We round up the reviews for Marina Carr’s play, playing at the Almeida Theatre until the 18th November.

(c)Marc Brenner

Broadway World: **** “It’s an intricate odyssey into the turbulent mind of a raging woman who can’t let go of her past, a remarkable revival that features an immense central performance.”

The Guardian: **** “Carr’s language is lyrical too, violence and loss seeping into every interaction. Cracknell’s assured production rests on the twisted idea that the closer you are to someone, the deeper your love and hatred for them are intertwined; Portia grasps at her mother, her father, her husband, needing them close even as she spits that she despises them.”

Evening Standard: *** “Cracknell’s production is atmospheric, all half-light, squalor and cigarette-fug. She draws deliciously awful performances from Mark O’Halloran as Portia’s weak, creepy father, Sly, and Sorcha Cusack as his vicious, wheelchair-bound mother Blaize.”

The Independent: *** “‘Conversations With Friends’ star Alison Oliver is moodily compelling as a dissatisfied mother haunted by her dead twin, but Marina Carr’s play is anti-climactic.”

Time Out: **** “It’s all so richly layered, not least the performances Cracknell brings out of a crack cast led by Alison Oliver, sullen and slumping, permanently drunk, but never comically so.”

The Telegraph: ** “The Conversations with Friends actress is a revelation – but the Almeida’s staging doesn’t make the case for reviving this now-clichéd play.”

London Theatre.co.uk: *** “Oliver’s commitment to the depressive drear of the character is impressive, though you do wonder what a more naturally energised performer like Denise Gough must have brought to the part in a separate Abbey Theatre revival of this play in Dublin early last year.”

All That Dazzles: **** “Startling, genuinely disturbing, and anchored by Alison Oliver’s incredible central performance, Carrie Cracknell’s Portia Coughlan cements the play as a modern classic worthy of such an anticipated revival.”

WhatsOnStage: **** “Some will find it too oppressively bleak; there is very little in the way of hope or redemption, and Cracknell doesn’t attempt to gloss this over. But once it takes hold it becomes a compelling and irresistible portrayal of a woman in freefall, and the people helpless to catch her. Its status as a modern classic seems assured.”

West End Best Friend: **** “This expertly directed production of Portia Coughlan confronts difficult emotions in a way that is both moving and impactful, and poses questions that are as pertinent now as they’ve ever been. It is a piece of theatre that challenges the audience and makes us feel uncomfortable in the most necessary way.”

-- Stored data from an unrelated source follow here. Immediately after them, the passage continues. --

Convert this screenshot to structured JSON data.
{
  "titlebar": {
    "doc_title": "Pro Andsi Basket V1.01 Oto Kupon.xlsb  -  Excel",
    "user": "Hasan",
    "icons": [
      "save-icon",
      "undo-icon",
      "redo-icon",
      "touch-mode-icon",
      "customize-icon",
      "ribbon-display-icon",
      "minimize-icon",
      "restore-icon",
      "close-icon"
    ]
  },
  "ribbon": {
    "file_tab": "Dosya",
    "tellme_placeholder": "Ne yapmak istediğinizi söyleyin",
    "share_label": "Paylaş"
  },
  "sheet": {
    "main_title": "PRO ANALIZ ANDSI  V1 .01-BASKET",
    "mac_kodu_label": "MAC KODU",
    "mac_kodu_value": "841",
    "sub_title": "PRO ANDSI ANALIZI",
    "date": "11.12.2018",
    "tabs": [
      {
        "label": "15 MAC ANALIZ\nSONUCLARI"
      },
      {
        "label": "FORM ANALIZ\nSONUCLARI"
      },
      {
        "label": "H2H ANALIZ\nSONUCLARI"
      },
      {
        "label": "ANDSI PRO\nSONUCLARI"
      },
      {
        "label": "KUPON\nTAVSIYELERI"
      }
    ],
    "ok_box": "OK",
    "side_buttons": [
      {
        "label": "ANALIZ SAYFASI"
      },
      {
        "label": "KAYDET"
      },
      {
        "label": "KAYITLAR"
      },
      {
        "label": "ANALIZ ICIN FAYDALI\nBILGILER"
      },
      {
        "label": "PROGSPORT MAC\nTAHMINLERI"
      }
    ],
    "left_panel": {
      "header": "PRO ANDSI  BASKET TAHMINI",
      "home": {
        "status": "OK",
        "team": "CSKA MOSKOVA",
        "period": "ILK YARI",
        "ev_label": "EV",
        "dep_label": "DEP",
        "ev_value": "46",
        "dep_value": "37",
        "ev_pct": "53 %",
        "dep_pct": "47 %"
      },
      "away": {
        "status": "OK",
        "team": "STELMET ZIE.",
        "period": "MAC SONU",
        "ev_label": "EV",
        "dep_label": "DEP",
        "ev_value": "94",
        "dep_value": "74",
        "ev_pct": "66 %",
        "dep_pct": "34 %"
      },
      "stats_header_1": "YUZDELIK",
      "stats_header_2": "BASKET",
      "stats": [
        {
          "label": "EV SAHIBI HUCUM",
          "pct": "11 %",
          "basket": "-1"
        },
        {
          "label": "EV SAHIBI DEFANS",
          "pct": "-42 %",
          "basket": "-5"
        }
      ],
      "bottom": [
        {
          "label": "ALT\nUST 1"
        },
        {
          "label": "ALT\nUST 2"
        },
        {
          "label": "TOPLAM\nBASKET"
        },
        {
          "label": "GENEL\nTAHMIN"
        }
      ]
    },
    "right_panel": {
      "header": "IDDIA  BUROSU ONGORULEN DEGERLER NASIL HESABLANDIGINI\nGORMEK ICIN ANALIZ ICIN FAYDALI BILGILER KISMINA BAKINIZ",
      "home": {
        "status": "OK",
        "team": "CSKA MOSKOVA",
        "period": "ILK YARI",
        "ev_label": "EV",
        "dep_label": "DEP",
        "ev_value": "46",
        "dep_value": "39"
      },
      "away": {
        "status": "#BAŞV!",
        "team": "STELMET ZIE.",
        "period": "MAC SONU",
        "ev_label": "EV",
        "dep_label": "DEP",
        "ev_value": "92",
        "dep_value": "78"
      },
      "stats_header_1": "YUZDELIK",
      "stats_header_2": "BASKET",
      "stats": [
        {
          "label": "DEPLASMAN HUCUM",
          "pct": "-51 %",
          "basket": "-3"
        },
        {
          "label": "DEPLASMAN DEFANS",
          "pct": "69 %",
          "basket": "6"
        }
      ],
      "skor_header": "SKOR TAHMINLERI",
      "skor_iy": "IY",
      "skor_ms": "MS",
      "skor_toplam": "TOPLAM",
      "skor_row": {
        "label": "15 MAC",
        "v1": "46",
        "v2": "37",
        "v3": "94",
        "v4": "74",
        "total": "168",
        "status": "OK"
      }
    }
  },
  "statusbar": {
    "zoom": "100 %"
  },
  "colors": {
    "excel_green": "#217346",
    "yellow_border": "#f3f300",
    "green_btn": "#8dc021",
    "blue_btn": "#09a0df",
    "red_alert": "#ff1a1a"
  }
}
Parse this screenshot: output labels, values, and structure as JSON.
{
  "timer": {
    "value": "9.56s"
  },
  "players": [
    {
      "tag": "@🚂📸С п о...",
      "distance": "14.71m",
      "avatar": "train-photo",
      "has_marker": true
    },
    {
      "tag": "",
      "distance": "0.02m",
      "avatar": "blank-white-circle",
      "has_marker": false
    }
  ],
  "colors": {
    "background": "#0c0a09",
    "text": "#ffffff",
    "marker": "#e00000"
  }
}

The Reviews Hub: *** “Cracknell’s approach has some very funny moments drawn from the community around its central character, particularly Sorcha Cusack as Portia’s crabby grandmother and Kathy Kiera Clarke as a former prostitute settled in the village, and Oliver’s Portia really does find all those notes of misery. But it’s a shame this production tries to play them all at once.”

The Stage: **** “Wrenching, atmospheric revival of Marina Carr’s still-shocking story of generational trauma in rural Ireland.”